Direct Foreign Investment: Costs and Benefits

By Richard D. Robinson | Go to book overview

Chapter Ten
Overview of Corporate Reactions

Richard D. Robinson

Two years ago, my associates and I conducted research in the United States to ascertain management response to the opportunities and problems created by government intervention in the international marketplace through the introduction of incentives and disincentives. 1 The focus was primarily on developing countries, but not exclusively. It was felt that one had to view management reaction in the context of the world economy, for many industrialized countries compete vigorously to attract foreign capital, management, and technology.

The central question asked was: Did executives believe that what governments were doing influenced their decisions as to the direction and nature of corporate involvement in foreign markets?

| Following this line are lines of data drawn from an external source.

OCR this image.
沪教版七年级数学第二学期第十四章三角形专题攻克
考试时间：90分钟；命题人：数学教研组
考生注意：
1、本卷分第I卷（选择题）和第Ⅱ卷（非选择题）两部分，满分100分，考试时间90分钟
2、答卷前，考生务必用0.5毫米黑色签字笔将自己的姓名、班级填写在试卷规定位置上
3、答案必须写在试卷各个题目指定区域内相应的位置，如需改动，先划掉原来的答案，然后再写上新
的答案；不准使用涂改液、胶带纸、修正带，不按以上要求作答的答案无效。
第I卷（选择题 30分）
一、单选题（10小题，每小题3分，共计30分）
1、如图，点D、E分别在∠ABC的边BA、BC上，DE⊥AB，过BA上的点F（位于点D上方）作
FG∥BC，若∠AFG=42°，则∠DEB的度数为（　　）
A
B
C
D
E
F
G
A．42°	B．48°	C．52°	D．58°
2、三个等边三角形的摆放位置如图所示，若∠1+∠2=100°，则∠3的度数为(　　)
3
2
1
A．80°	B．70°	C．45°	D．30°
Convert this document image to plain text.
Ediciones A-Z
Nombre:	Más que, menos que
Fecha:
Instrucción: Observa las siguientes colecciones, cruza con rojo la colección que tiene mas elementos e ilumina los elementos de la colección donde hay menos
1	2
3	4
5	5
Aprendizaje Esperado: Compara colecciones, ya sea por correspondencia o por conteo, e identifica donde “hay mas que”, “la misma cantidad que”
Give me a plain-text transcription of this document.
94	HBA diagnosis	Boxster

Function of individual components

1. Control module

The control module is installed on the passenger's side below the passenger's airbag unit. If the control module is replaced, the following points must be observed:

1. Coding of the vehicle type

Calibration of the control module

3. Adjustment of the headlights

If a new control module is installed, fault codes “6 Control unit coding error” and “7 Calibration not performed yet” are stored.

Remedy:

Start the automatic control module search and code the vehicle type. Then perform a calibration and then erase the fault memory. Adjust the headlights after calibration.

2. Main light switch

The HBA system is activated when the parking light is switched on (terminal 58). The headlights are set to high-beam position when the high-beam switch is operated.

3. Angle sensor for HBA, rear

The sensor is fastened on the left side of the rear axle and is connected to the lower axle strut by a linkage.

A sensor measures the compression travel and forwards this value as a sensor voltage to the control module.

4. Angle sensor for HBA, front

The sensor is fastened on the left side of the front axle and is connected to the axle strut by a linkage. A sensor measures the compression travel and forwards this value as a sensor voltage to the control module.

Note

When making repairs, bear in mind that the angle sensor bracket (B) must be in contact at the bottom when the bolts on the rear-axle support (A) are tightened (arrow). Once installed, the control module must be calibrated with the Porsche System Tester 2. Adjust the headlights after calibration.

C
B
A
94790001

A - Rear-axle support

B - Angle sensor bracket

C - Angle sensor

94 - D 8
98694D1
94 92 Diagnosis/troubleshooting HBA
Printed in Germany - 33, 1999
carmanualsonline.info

In the process of the research, we interviewed at some length executives in 51 corporations in 12 industries (plus 5 conglomerates that were unclassifiable), ranging in size from $50 million to over $10 billion in annual sales and in employment from 4,300 to over 600,000. The degree to which these firms were active overseas varied enormously, from 5.6 percent of total sales to 60.5 percent, and from 6.1 to 70.6 percent of total assets. Five claimed that over half of their total assets were located outside the United States; 15, over 35 percent. Twenty-three firms report 20 or more foreign affiliates, and 20 reported affiliates in more than 15 countries. Others had no or very few offshore affiliates. Organizational form varied from the mere exporters to the true multinationals. Of the 51 corporations, only 10 alleged a preference for 100 percent ownership of any overseas venture, while 13 indicated a preference for joint ventures, 1 opted for technology transfer contracts only, and 25 reported a flexible policy in this regard. Experience in international business ranged from a century or more to five years or less.

I cite this detail simply to convey the notion that it was unlikely that the responses we received were heavily biased by industry, firm size, degree of overseas commitment, control and ownership strategy, and length of experience in overseas markets.